FAJAR.CO.ID, JAKARTA — Film Dirtty Vote lagi ramai diperbincangkan di Indonesia. Film ini disebut-sebut membuat panik para pihak yang disinggung di dalamnya.
Hingga saat ini, pembahasan seputar film tersebut masih hangat, terutama dari pihak tim sukses dan pengurus partai yang mendukung film tersebut.
Salah satu yang terlihat dari cuitan Ketua Biro Ideologi & Kaderisasi DPW PSI Bali, Dedy Nur. Dedy menulis cuitan yang mengkritik ahli hukum tata negara yang terlibat dalam pembuatan film ini.
“Dikatakan mereka ahli hukum tata negara, tapi mengeluarkan film dokumenter ‘dirty vote’ saat masa tenang. Apakah sebagai ahli hukum mereka tidak mengerti masa tenang dalam pemilu?” tulisnya di akun Twitternya, Selasa (13/2/2024).
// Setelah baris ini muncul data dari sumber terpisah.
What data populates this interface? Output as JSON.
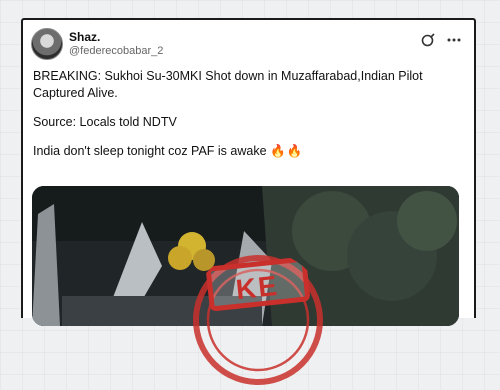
{
  "post": {
    "author_name": "Shaz.",
    "author_handle": "@federecobabar_2",
    "body_line1": "BREAKING: Sukhoi Su-30MKI Shot down in Muzaffarabad,Indian Pilot Captured Alive.",
    "body_line2": "Source: Locals told NDTV",
    "body_line3": "India don't sleep tonight coz PAF is awake",
    "emoji": "🔥🔥"
  },
  "icons": {
    "header_right": [
      "grok-icon",
      "more-options-icon"
    ]
  },
  "stamp": {
    "label": "KE",
    "color": "#c9302c"
  }
}
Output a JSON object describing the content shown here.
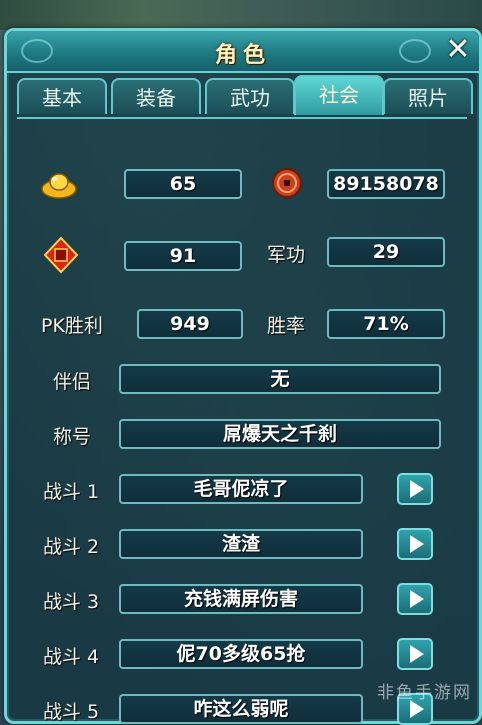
{
  "window": {
    "title": "角色"
  },
  "tabs": [
    {
      "label": "基本",
      "active": false
    },
    {
      "label": "装备",
      "active": false
    },
    {
      "label": "武功",
      "active": false
    },
    {
      "label": "社会",
      "active": true
    },
    {
      "label": "照片",
      "active": false
    }
  ],
  "stats": {
    "gold_icon": "gold-ingot-icon",
    "gold": "65",
    "coin_icon": "copper-coin-icon",
    "coins": "89158078",
    "token_icon": "red-token-icon",
    "token": "91",
    "merit_label": "军功",
    "merit": "29",
    "pk_label": "PK胜利",
    "pk_wins": "949",
    "winrate_label": "胜率",
    "winrate": "71%"
  },
  "social": {
    "partner_label": "伴侣",
    "partner": "无",
    "title_label": "称号",
    "title": "屌爆天之千刹"
  },
  "battle_cries": [
    {
      "label": "战斗 1",
      "text": "毛哥伲凉了"
    },
    {
      "label": "战斗 2",
      "text": "渣渣"
    },
    {
      "label": "战斗 3",
      "text": "充钱满屏伤害"
    },
    {
      "label": "战斗 4",
      "text": "伲70多级65抢"
    },
    {
      "label": "战斗 5",
      "text": "咋这么弱呢"
    }
  ],
  "watermark": "非鱼手游网",
  "colors": {
    "accent": "#6fd6d8",
    "title_text": "#fff2c0",
    "field_border": "#6fb9c0"
  }
}
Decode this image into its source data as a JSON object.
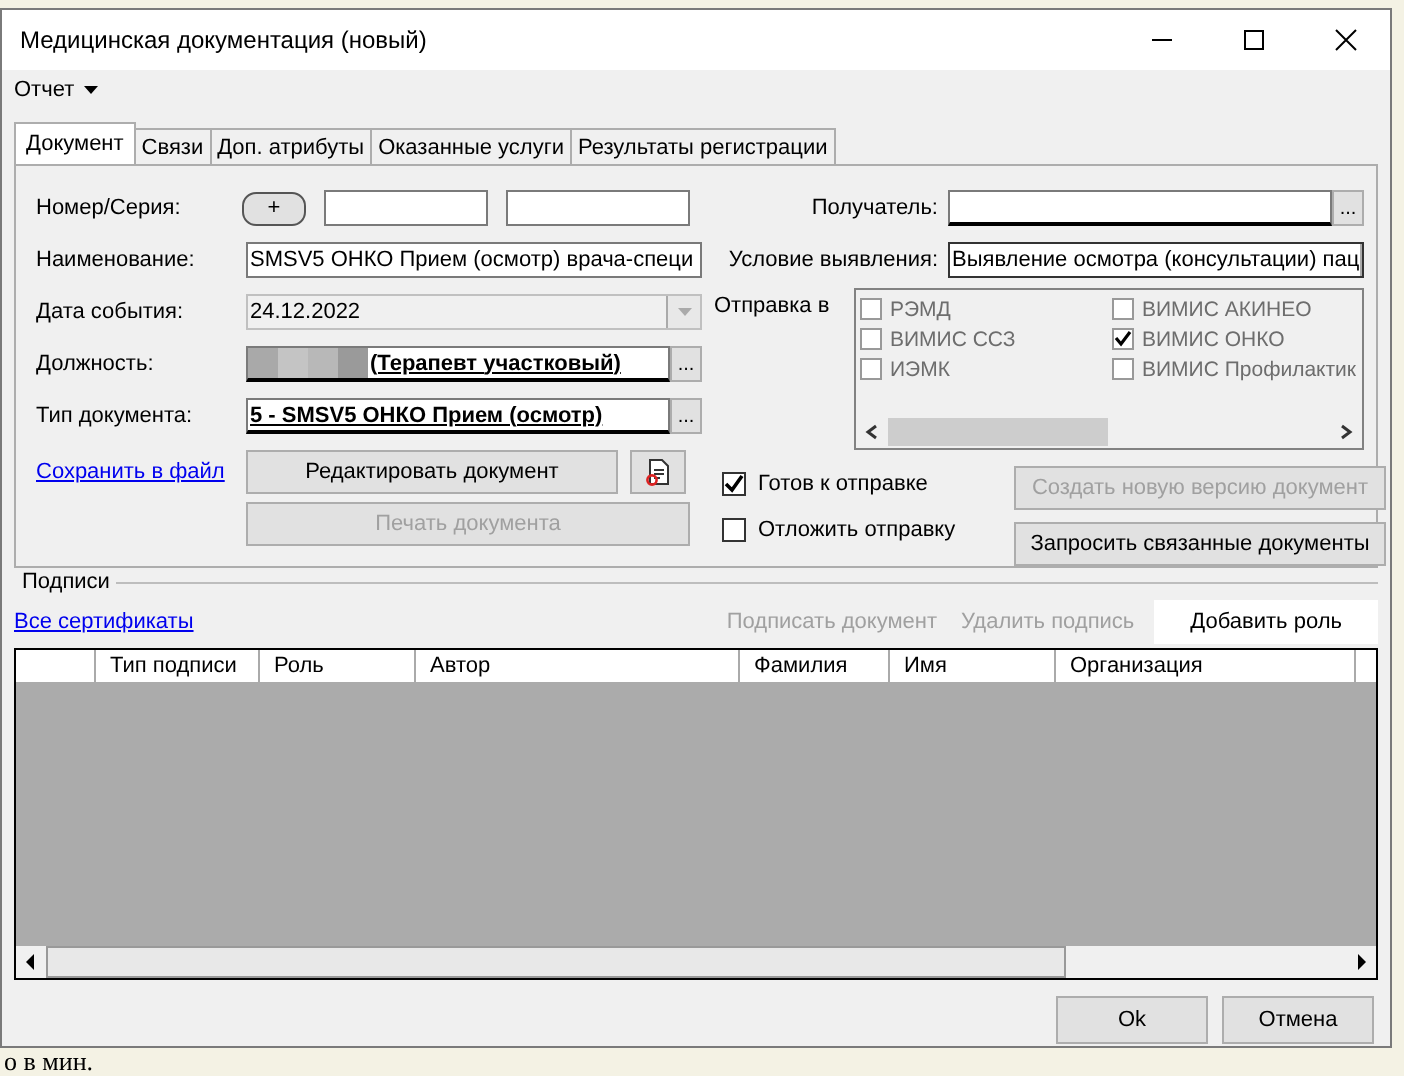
{
  "background": {
    "footer_text": "о в мин."
  },
  "window": {
    "title": "Медицинская документация (новый)"
  },
  "menu": {
    "label": "Отчет"
  },
  "tabs": [
    {
      "label": "Документ",
      "selected": true
    },
    {
      "label": "Связи",
      "selected": false
    },
    {
      "label": "Доп. атрибуты",
      "selected": false
    },
    {
      "label": "Оказанные услуги",
      "selected": false
    },
    {
      "label": "Результаты регистрации",
      "selected": false
    }
  ],
  "left_fields": [
    {
      "kind": "number",
      "label": "Номер/Серия:",
      "button": "+"
    },
    {
      "kind": "text",
      "label": "Наименование:",
      "value": "SMSV5 ОНКО Прием (осмотр) врача-специ"
    },
    {
      "kind": "date",
      "label": "Дата события:",
      "value": "24.12.2022"
    },
    {
      "kind": "lookup",
      "label": "Должность:",
      "value": "(Терапевт участковый)",
      "redacted": true,
      "button": "..."
    },
    {
      "kind": "lookup",
      "label": "Тип документа:",
      "value": "5 - SMSV5 ОНКО Прием (осмотр)",
      "redacted": false,
      "button": "..."
    }
  ],
  "save_link": "Сохранить в файл",
  "edit_button": {
    "label": "Редактировать документ",
    "disabled": false
  },
  "print_button": {
    "label": "Печать документа",
    "disabled": true
  },
  "recipient": {
    "label": "Получатель:",
    "button": "..."
  },
  "condition": {
    "label": "Условие выявления:",
    "value": "Выявление осмотра (консультации) пац"
  },
  "send_to": {
    "label": "Отправка в",
    "disabled": true,
    "options": [
      {
        "label": "РЭМД",
        "checked": false
      },
      {
        "label": "ВИМИС АКИНЕО",
        "checked": false
      },
      {
        "label": "ВИМИС ССЗ",
        "checked": false
      },
      {
        "label": "ВИМИС ОНКО",
        "checked": true
      },
      {
        "label": "ИЭМК",
        "checked": false
      },
      {
        "label": "ВИМИС Профилактик",
        "checked": false
      }
    ]
  },
  "flags": [
    {
      "label": "Готов к отправке",
      "checked": true
    },
    {
      "label": "Отложить отправку",
      "checked": false
    }
  ],
  "side_buttons": [
    {
      "label": "Создать новую версию документ",
      "disabled": true
    },
    {
      "label": "Запросить связанные документы",
      "disabled": false
    }
  ],
  "signatures": {
    "title": "Подписи",
    "link": "Все сертификаты",
    "actions": [
      {
        "label": "Подписать документ",
        "disabled": true
      },
      {
        "label": "Удалить подпись",
        "disabled": true
      },
      {
        "label": "Добавить роль",
        "disabled": false
      }
    ],
    "columns": [
      "Тип подписи",
      "Роль",
      "Автор",
      "Фамилия",
      "Имя",
      "Организация"
    ]
  },
  "footer_buttons": [
    "Ok",
    "Отмена"
  ]
}
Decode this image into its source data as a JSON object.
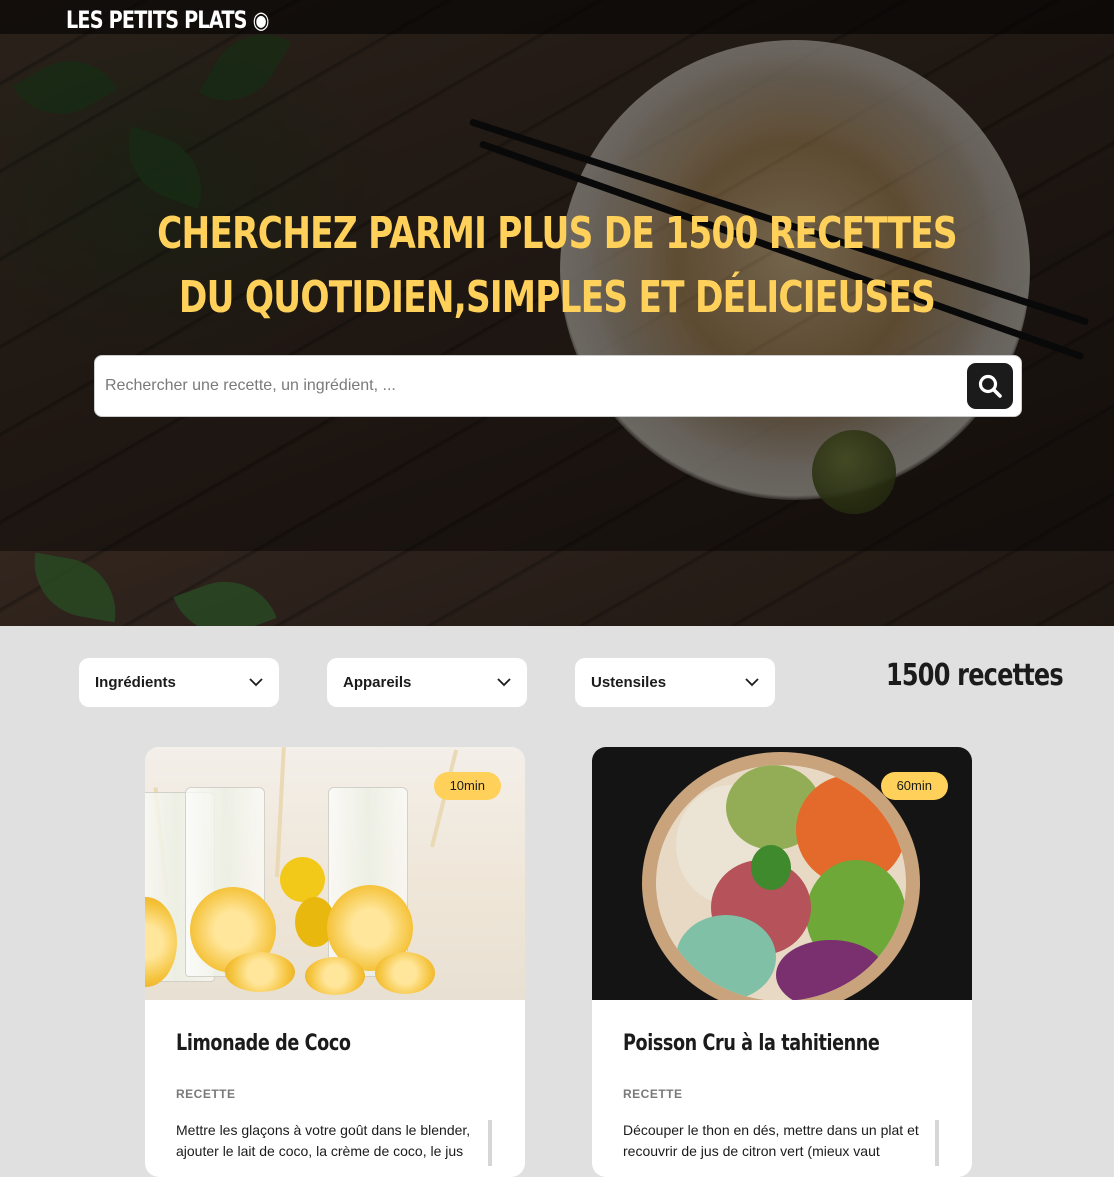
{
  "header": {
    "logo": "LES PETITS PLATS ◉"
  },
  "hero": {
    "headline_line1": "CHERCHEZ PARMI PLUS DE 1500 RECETTES",
    "headline_line2": "DU QUOTIDIEN,SIMPLES ET DÉLICIEUSES"
  },
  "search": {
    "placeholder": "Rechercher une recette, un ingrédient, ...",
    "button_icon": "search-icon"
  },
  "filters": [
    {
      "label": "Ingrédients",
      "icon": "chevron-down-icon"
    },
    {
      "label": "Appareils",
      "icon": "chevron-down-icon"
    },
    {
      "label": "Ustensiles",
      "icon": "chevron-down-icon"
    }
  ],
  "recipe_count": "1500 recettes",
  "recipes": [
    {
      "title": "Limonade de Coco",
      "time": "10min",
      "section": "RECETTE",
      "description": "Mettre les glaçons à votre goût dans le blender, ajouter le lait de coco, la crème de coco, le jus"
    },
    {
      "title": "Poisson Cru à la tahitienne",
      "time": "60min",
      "section": "RECETTE",
      "description": "Découper le thon en dés, mettre dans un plat et recouvrir de jus de citron vert (mieux vaut"
    }
  ],
  "colors": {
    "accent": "#ffd15b",
    "dark": "#1b1b1b",
    "page_bg": "#e0e0e0"
  }
}
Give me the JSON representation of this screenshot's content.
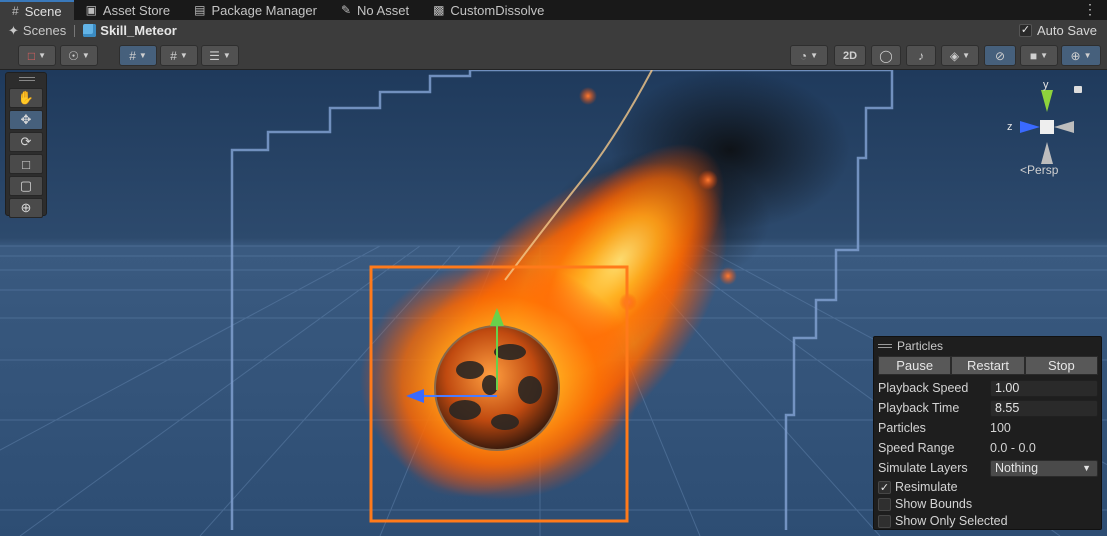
{
  "tabs": [
    {
      "label": "Scene",
      "icon": "grid-icon",
      "active": true
    },
    {
      "label": "Asset Store",
      "icon": "store-icon",
      "active": false
    },
    {
      "label": "Package Manager",
      "icon": "package-icon",
      "active": false
    },
    {
      "label": "No Asset",
      "icon": "asset-icon",
      "active": false
    },
    {
      "label": "CustomDissolve",
      "icon": "shader-icon",
      "active": false
    }
  ],
  "breadcrumb": {
    "root": "Scenes",
    "current": "Skill_Meteor"
  },
  "autosave": {
    "label": "Auto Save",
    "checked": true
  },
  "toolbar": {
    "mode_2d": "2D"
  },
  "view": {
    "projection": "Persp",
    "axes": {
      "y": "y",
      "z": "z"
    }
  },
  "particles": {
    "title": "Particles",
    "buttons": {
      "pause": "Pause",
      "restart": "Restart",
      "stop": "Stop"
    },
    "playback_speed": {
      "label": "Playback Speed",
      "value": "1.00"
    },
    "playback_time": {
      "label": "Playback Time",
      "value": "8.55"
    },
    "particles": {
      "label": "Particles",
      "value": "100"
    },
    "speed_range": {
      "label": "Speed Range",
      "value": "0.0 - 0.0"
    },
    "simulate_layers": {
      "label": "Simulate Layers",
      "value": "Nothing"
    },
    "resimulate": {
      "label": "Resimulate",
      "checked": true
    },
    "show_bounds": {
      "label": "Show Bounds",
      "checked": false
    },
    "show_only_selected": {
      "label": "Show Only Selected",
      "checked": false
    }
  },
  "colors": {
    "accent": "#3a79bb",
    "selection": "#ff7a1a",
    "sky": "#2a4566",
    "grid": "#5d7fa8"
  }
}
“Dikala kampanye yang hampir 3 bulan, itu bisa digunakan untuk mendidik rakyat. Seharusnya para pakar hukum merilis film ini di saat kampanye, bukan saat masa tenang,” tambahnya dalam menjawab pertanyaan warganet.
Dedy Nur menuduh isi video dalam film tersebut sangat mendukung paslon tertentu.
“Kita harus taat pada asas hukum, jika masa tenang harus tenang saja, tidak perlu buru-buru mengunggah film ini, apalagi menurut @datuakrajoangek, banyak data yang ditampilkan dalam film ini sudah kadaluarsa,” ujarnya.
Cuitannya pun mendapat tanggapan dari warganet. Banyak yang membalas dengan kritik dan menantang untuk menunjukkan Undang-Undang mana yang dilanggar oleh para pembuat film yang juga merupakan pakar hukum tata negara.
“Menarik, seharusnya: 1) MK tidak merubah aturan demi 1 orang apalagi di hari libur, 2) Presiden netral dan tidak ada cawe-cawe politik, 3) Dana bansos saat masa pemilu lebih besar daripada saat pandemi, 4) Silakan diisi dengan hati nurani sendiri,” balas akun @Lyon***.
“Ya seharusnya Provinsi baru di Papua tidak boleh langsung ikut pemilu, MK tidak boleh mengeluarkan keputusan batas usia tepat sebelum penutupan pendaftaran pilpres, seorang presiden harus netral, hakim tidak boleh mengadili suatu perkara apabila memiliki konflik kepentingan,” tambah @am22***.